Hackers Cost U.S. Economy Up To 500,000 Jobs Each Year, Study Finds

This Is Costing The U.S. As Many As 500,000 Jobs Per Year
IT Crime consept Hacker works on laptop
IT Crime consept Hacker works on laptop

Beginning in 2000, Chinese hackers began spying on Nortel Networks, one of the world's largest telecom equipment makers, breaking into executives' computers to access business plans, reports, emails and other documents.

Over the next decade, Chinese competitors used Nortel's secrets to offer competing products, reportedly accelerating the company's eventual demise. In 2009, Nortel filed for bankruptcy.

Nortel's collapse and similar cases have prompted a new study that for the first time looks at the impact of computer hacking on the American workforce. As many as 500,000 U.S. jobs are lost each year from costs associated with cyber espionage, according to the report, released this week by the security firm McAfee and the Center for Strategic and International Studies.

The study's authors say the real threat to American workers is when a company steals information from a competitor, eventually driving that competitor out of business.

"If you steal a million dollars worth of intellectual property and make a competing product, that's where sales go down and that's where you get a loss of jobs," said James Lewis, a senior fellow with the Center for Strategic and International Studies.

More broadly, the report concludes that hacking costs the overall U.S. economy as much as $100 billion each year. U.S. companies spend millions of dollars securing their networks, buying insurance and repairing their reputations after getting hacked.

American officials say hacking against U.S. companies has escalated in recent years, amounting to "the greatest transfer of wealth in history." A report earlier this year by the security firm Mandiant found that most of the attacks originate from an officer tower in Shanghai run by the Chinese military. U.S. officials blame China for supporting hackers who steal trade secrets from American companies, while the Chinese government denies the claims and says new revelations about U.S. surveillance show the Obama administration is also engaged in hacking.

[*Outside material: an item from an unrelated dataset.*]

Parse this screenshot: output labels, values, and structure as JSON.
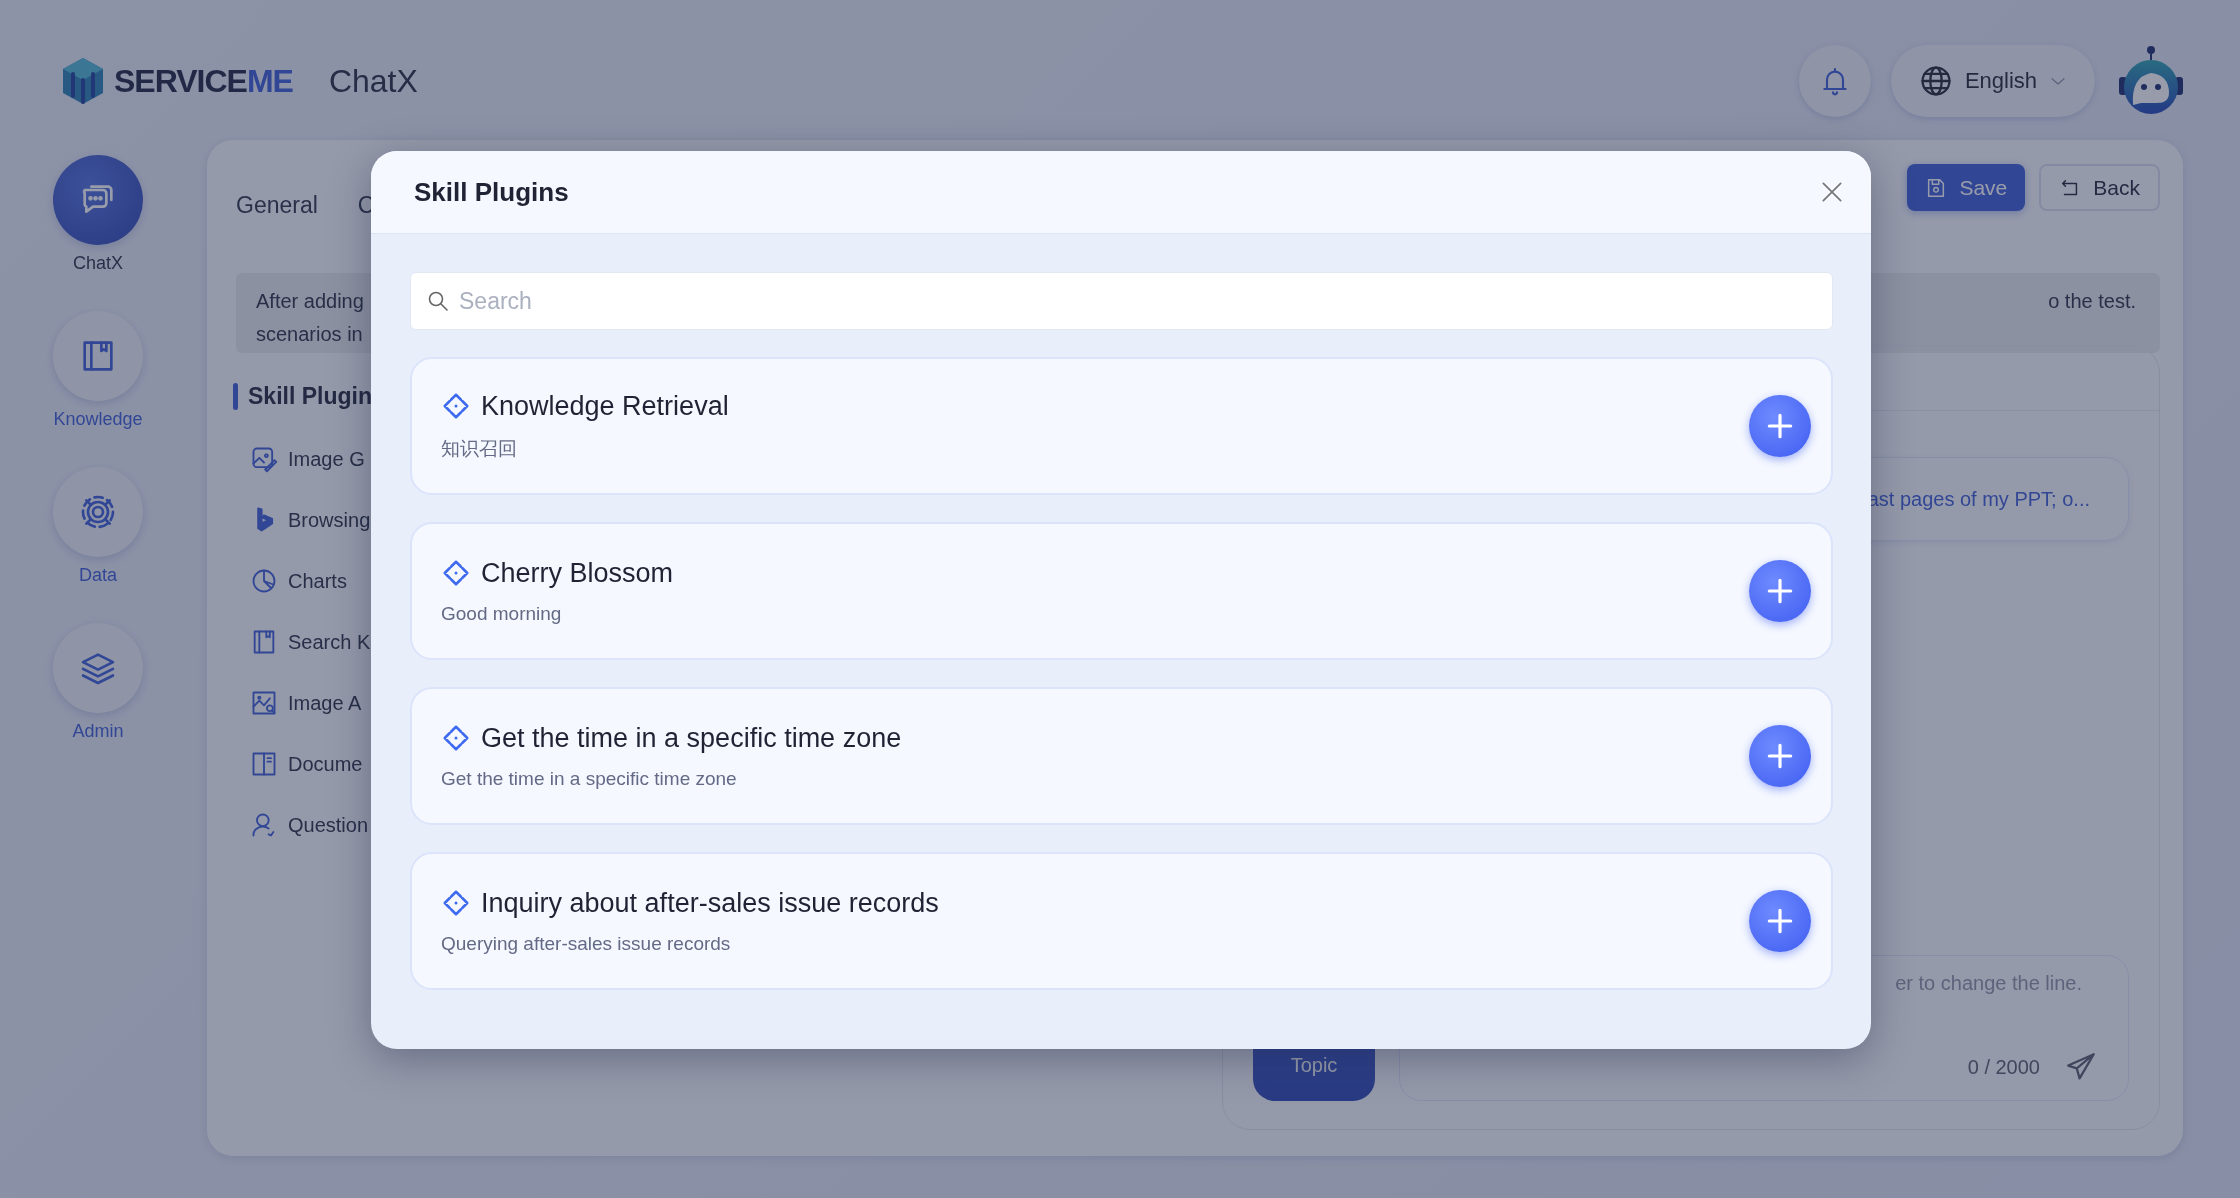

The actual cost of hacking can be difficult to calculate, the report says. Companies often hide the fact that they've been attacked or are unaware their secrets have been pilfered. It can also take several years for stolen intellectual property to appear in the form of a competing product. And there's not always a clear link between a company getting hacked and that company laying off workers.

Yet some companies still make the connection between hacking and employee layoffs.

In 2011, the Chinese wind turbine maker Sinovel suddenly stopped buying supplies from the U.S.-based American Superconductor Corp. Sinovel was its biggest customer and the decision cost the Massachusetts company about $700 million in lost contracts.

American Superconductor later found emails between officials at Sinovel and one of its own employees who stole proprietary software and gave it to the Chinese company in exchange for a $1.5 million bribe. The employee is now in prison.

Officials at American Superconductor say the employee's actions cost many others their jobs.

"These criminal acts have led to significant financial harm to AMSC, its employees and their families as well as its shareholders," the company said in a statement last month. "Over the past two years, more than 500 staff members worldwide have lost their jobs following Sinovel's egregious and unlawful behavior."

Nortel, for its part, was the world's second-largest maker of telecommunications equipment in the 1990s, with more than 90,000 employees around the world. After its bankruptcy, almost everyone was laid off and many employees lost their disability insurance as the company sold off its assets.

Last fall, Brian Shields, Nortel's former security adviser, said the company's downfall was inevitable after Chinese hackers infiltrated its computers. It was impossible, he said, for Nortel to compete against Chinese telecom companies like Huawei, which has been linked by U.S. officials to hacking in China.

"It gave them a strategic advantage," he said in an interview with a Canadian television station. "How can you survive when you have a competitor basically right there knowing all your moves, what you're doing, what you see as the future products?"